Este trabajo circuló impreso a mimeógrafo en el seminario de extensión de Andrews University que se llevó a cabo en el Colegio Adventista del Plata durante los meses de enero y febrero de 1969. Como allí se deslizaron algunos errores de copia se reproduce aquí, revisado y minuciosamente corregido por el autor. (Nota de la Redacción.)

Esos siete libros son: Tobías (Tobit), Judit, Sabiduría (o Sabiduría de Salomón), Eclesiástico, Baruc (también suele escribirse Baruk), I Macabeos y II Macabeos. Además, hay algunas porciones añadidas al libro de Daniel (los capítulos 13 y 14) y 67 versículos añadidos en el capítulo 3; en el libro de Ester, hay diez versículos añadidos en el capítulo 10 y los capítulos 11 al 16.

Se trata de un problema que ya es secular. San Jerónimo, el erudito traductor de las Escrituras al latín, en el siglo V, llamó “apócrifos”[1]  a estos siete libros. La drástica definición de un escriturista como San Jerónimo y la antigüedad de ella deberían ser razón suficiente para estudiar el tema con detenimiento. En cambio, el vocablo “deuterocanónicos” fue acuñado por Sixto senense (de Siena), aproximadamente en 1569. Es, pues, muy posterior su aplicación a la de “apócrifos” usada por San Jerónimo.[2]

Explicación de términos

La palabra “apócrifo” es un adjetivo que etimológicamente significa “oculto”, “secreto”. El Diccionario de la Real Academia Española define esa palabra como “fabuloso, supuesto o fingido”. En el sentido de falso lo encienden los protestantes cuando llaman ^apócrifos” a esos libros que no consideran inspirados.

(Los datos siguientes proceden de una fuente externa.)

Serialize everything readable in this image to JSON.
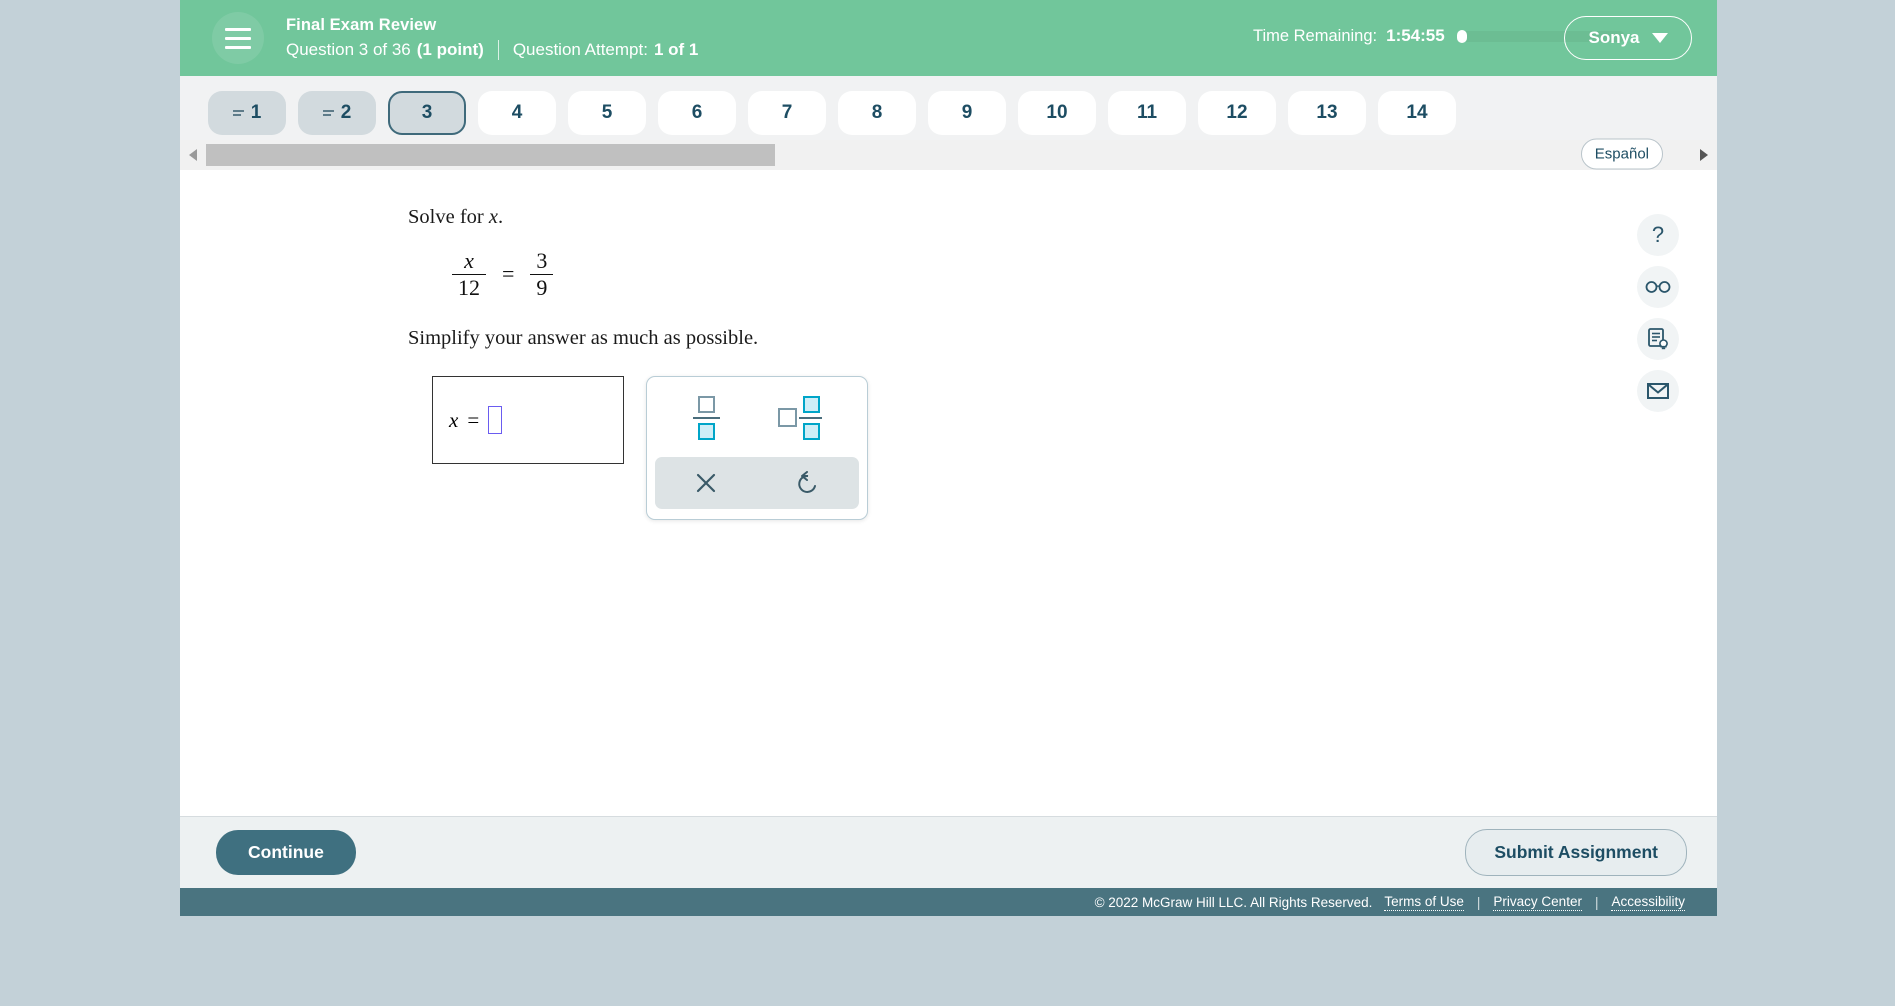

La palabra “deuterocanónico” significa etimológicamente que se ha considerado inspirado con posterioridad. La Enciclopedia Espasa define así ese término: “Nombre que se da a aquellos libros, o parte de libros de la Sagrada Escritura, que desde su origen no fueron considerados como inspirados por todos y que hoy por los judíos y protestantes son rechazados del canon de la Sagrada Escritura. La Iglesia Católica, empero… los considera como verdadera y auténtica palabra de Dios, y han sido declarados como libros inspirados por los concilios de Trento y Vaticano” (Tomo 18, pág. 721).

El Concilio Vaticano (1870) a que se hace referencia, es el primero que llevó ese nombre. El Concilio de Trento se realizó de 1545 a 1563. El pronunciamiento de la Iglesia Católica es bien definido.

Un análisis de argumentos

Los argumentos empleados por los que defienden la inclusión de esos siete libros y los fragmentos añadidos, pueden resumirse en tres grandes afirmaciones:

1) Esos libros fueron citados por los padres de la iglesia.

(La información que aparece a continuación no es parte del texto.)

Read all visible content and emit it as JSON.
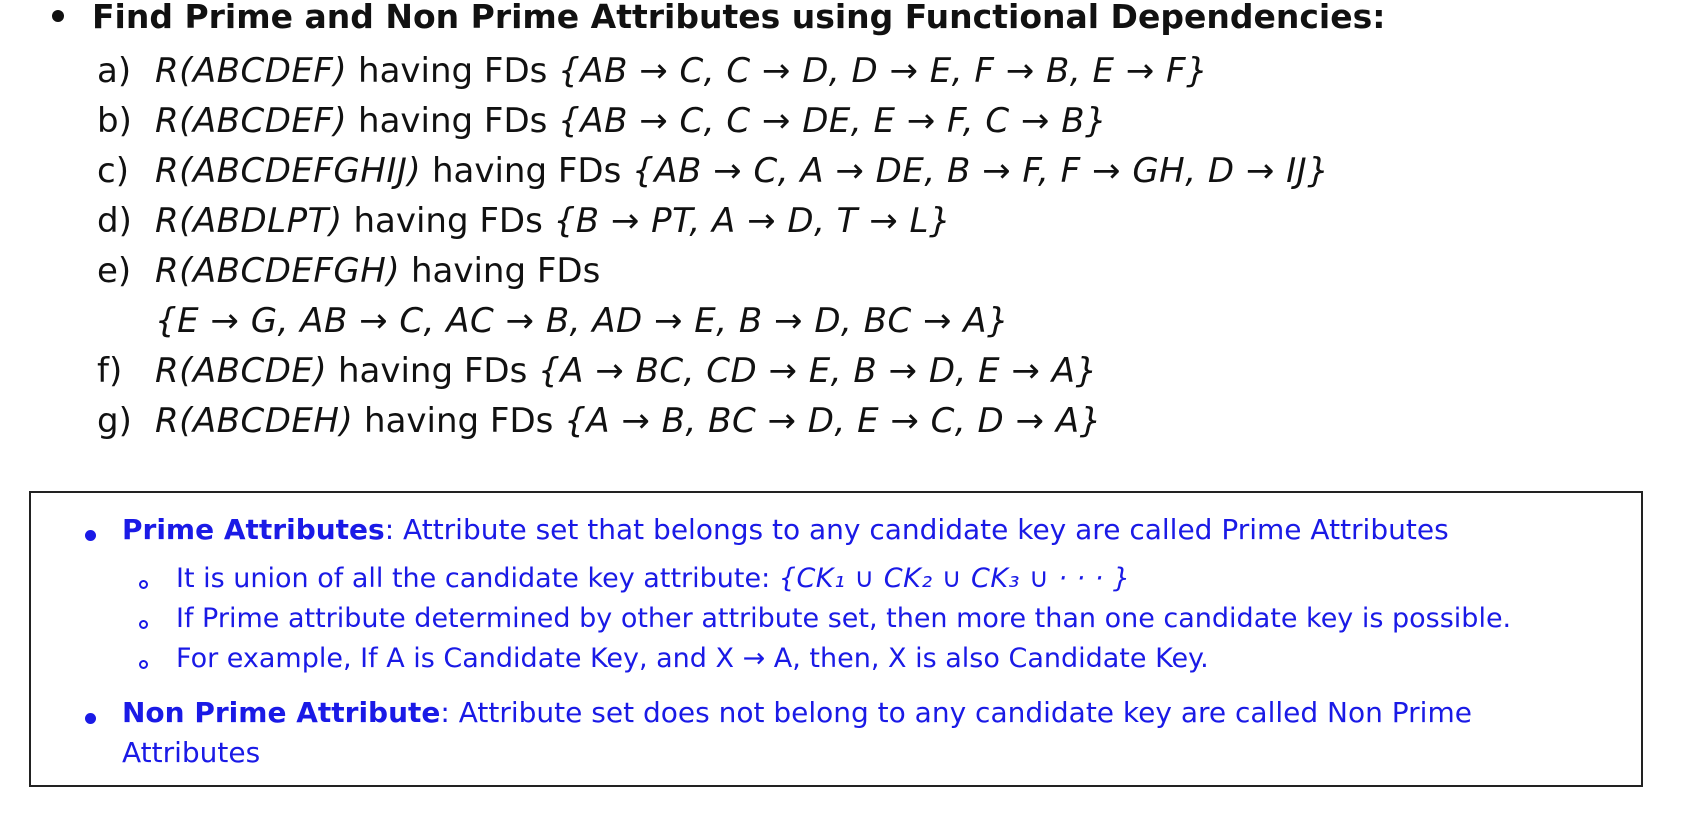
{
  "title": "Find Prime and Non Prime Attributes using Functional Dependencies:",
  "exercises": [
    {
      "label": "a)",
      "relation": "R(ABCDEF)",
      "having": "having FDs",
      "fds": "{AB → C, C → D, D → E, F → B, E → F}"
    },
    {
      "label": "b)",
      "relation": "R(ABCDEF)",
      "having": "having FDs",
      "fds": "{AB → C, C → DE, E → F, C → B}"
    },
    {
      "label": "c)",
      "relation": "R(ABCDEFGHIJ)",
      "having": "having FDs",
      "fds": "{AB → C, A → DE, B → F, F → GH, D → IJ}"
    },
    {
      "label": "d)",
      "relation": "R(ABDLPT)",
      "having": "having FDs",
      "fds": "{B → PT, A → D, T → L}"
    },
    {
      "label": "e)",
      "relation": "R(ABCDEFGH)",
      "having": "having FDs",
      "fds": ""
    },
    {
      "label": "",
      "relation": "",
      "having": "",
      "fds": "{E → G, AB → C, AC → B, AD → E, B → D, BC → A}"
    },
    {
      "label": "f)",
      "relation": "R(ABCDE)",
      "having": "having FDs",
      "fds": "{A → BC, CD → E, B → D, E → A}"
    },
    {
      "label": "g)",
      "relation": "R(ABCDEH)",
      "having": "having FDs",
      "fds": "{A → B, BC → D, E → C, D → A}"
    }
  ],
  "definitions": {
    "prime": {
      "term": "Prime Attributes",
      "text": ": Attribute set that belongs to any candidate key are called Prime Attributes",
      "points": [
        {
          "text": "It is union of all the candidate key attribute: ",
          "math": "{CK₁ ∪ CK₂ ∪ CK₃ ∪ · · · }"
        },
        {
          "text": "If Prime attribute determined by other attribute set, then more than one candidate key is possible.",
          "math": ""
        },
        {
          "text": "For example, If A is Candidate Key, and X → A, then, X is also Candidate Key.",
          "math": ""
        }
      ]
    },
    "non_prime": {
      "term": "Non Prime Attribute",
      "text": ":  Attribute set does not belong to any candidate key are called Non Prime",
      "continuation": "Attributes"
    }
  },
  "colors": {
    "text": "#111111",
    "definition_text": "#1a1ae6",
    "box_border": "#222222",
    "background": "#ffffff"
  }
}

Si bien es cierto que algunos de los escritores cristianos primitivos citaron de los “apócrifos”, también es cierto que recurrieron en algunas ocasiones a autores netamente paganos para probar sus asertos. Tal es el caso de Justino mártir (muerto hacia 165 DC) que recurrió a los oráculos sibilinos y al astrólogo Hystaspes como autoridad en sus discursos.[3] También citó los así llamados Hechos de Poncio Pilato, como un relato verdadero de la muerte de Cristo.[4]  

También es cierto que algunos de los escritores cristianos primitivos citaron de los “apócrifos”, como si hubieran formado parte de la Escritura. Sin embargo, si esto prueba algo, prueba demasiado, porque también citaron como divinamente inspirados algunos libros que no son reconocidos como tales ni por los católicos ni por los protestantes. Un ejemplo bien claro de esto es Clemente de Alejandría (muerto hacia el 220 DC) que recurre al libro de Tobías, el Eclesiástico, Baruc, Judit y Sabiduría como si hubieran sido inspirados por Dios. Pero también se vale —en el mismo nivel— de la Epístola de Bernabé, el pastor de Hermas, la Epístola de Clemente Romano, la Predicación de Pedro, las Tradiciones de Mateo, el Evangelio según los egipcios, el Cuarto de Esdras, la Disciplina del Señor, el Evangelio a los Hebreos, el Apocalipsis de Pedro y los Dichos de Cristo a Salomé. Esta larga lista habrá sido lo bastante convincente como para probar nuestro aserto.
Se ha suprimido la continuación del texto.